Misdiagnoses may be more common than many Oklahoma residents realize. The Institute of Medicine has put forth a conservative measure that one in 20 adults have a wrong, missed or delayed diagnosis annually. Over time, this means that at some point in their lives, more Americans than not will receive a wrong diagnosis. This results in around 10 percent of patient deaths.

Some conditions are more likely than others to be misdiagnosed. Breast, lung and colorectal cancer are often missed, and this happens most often because doctors do not follow up with a biopsy after abnormal test results. Heart attacks might be mistaken for other conditions because symptoms may not include pain in the left arm or chest. For example, fatigue, dizziness and other flu-like symptoms may be a heart attack.

Pulmonary embolism also resembles other conditions. Because it has symptoms similar to the common cold or pneumonia and requires a series of tests to diagnose, doctors can be led astray by a single false negative. When drug overdoses occur in unexpected populations, doctors may overlook it. For example, an older patient may overdose on a prescription drug, and this may be missed. Finally, strokes are often mistaken for migraines or occur over a series of days so the symptoms are missed.

A misdiagnosis or delayed diagnosis may have profound consequence for a patient and their families.
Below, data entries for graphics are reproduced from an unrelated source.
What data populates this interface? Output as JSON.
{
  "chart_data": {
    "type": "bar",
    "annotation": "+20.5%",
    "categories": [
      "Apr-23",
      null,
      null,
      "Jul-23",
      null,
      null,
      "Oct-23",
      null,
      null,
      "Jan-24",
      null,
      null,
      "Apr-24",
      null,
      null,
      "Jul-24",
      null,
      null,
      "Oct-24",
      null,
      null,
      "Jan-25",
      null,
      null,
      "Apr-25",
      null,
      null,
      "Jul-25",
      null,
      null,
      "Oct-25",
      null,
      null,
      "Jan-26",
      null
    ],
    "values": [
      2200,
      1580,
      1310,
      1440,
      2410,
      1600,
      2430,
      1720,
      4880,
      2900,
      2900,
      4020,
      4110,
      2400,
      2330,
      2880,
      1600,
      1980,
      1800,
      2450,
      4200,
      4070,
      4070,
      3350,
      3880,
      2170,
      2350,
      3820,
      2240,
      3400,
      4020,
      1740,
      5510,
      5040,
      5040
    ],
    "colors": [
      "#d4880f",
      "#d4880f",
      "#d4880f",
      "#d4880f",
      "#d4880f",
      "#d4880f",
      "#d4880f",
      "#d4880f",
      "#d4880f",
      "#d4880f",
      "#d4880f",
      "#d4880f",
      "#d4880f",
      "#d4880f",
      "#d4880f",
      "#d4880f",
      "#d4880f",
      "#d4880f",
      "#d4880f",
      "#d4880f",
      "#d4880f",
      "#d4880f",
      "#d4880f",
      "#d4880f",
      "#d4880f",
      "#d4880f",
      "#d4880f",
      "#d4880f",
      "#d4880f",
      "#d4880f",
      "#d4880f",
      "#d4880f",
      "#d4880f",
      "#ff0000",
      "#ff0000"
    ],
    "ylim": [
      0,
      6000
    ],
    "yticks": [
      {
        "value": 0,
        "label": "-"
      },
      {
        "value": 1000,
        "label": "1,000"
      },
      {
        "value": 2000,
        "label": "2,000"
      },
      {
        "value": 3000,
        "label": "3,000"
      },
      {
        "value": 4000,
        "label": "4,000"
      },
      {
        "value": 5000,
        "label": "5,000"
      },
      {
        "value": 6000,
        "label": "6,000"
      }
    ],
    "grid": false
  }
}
It may result in a poorer prognosis, worse health or even death. For example, many cancers have a better outcome the earlier they are diagnosed. A doctor might neglect to follow up on symptoms of colon cancer because the patient is not in the usual demographic for the disease. Patients who have suffered a worsened medical condition due to a misdiagosis may want to have the assistance of a medical malpractice attorney in seeking compensation for the resulting damages.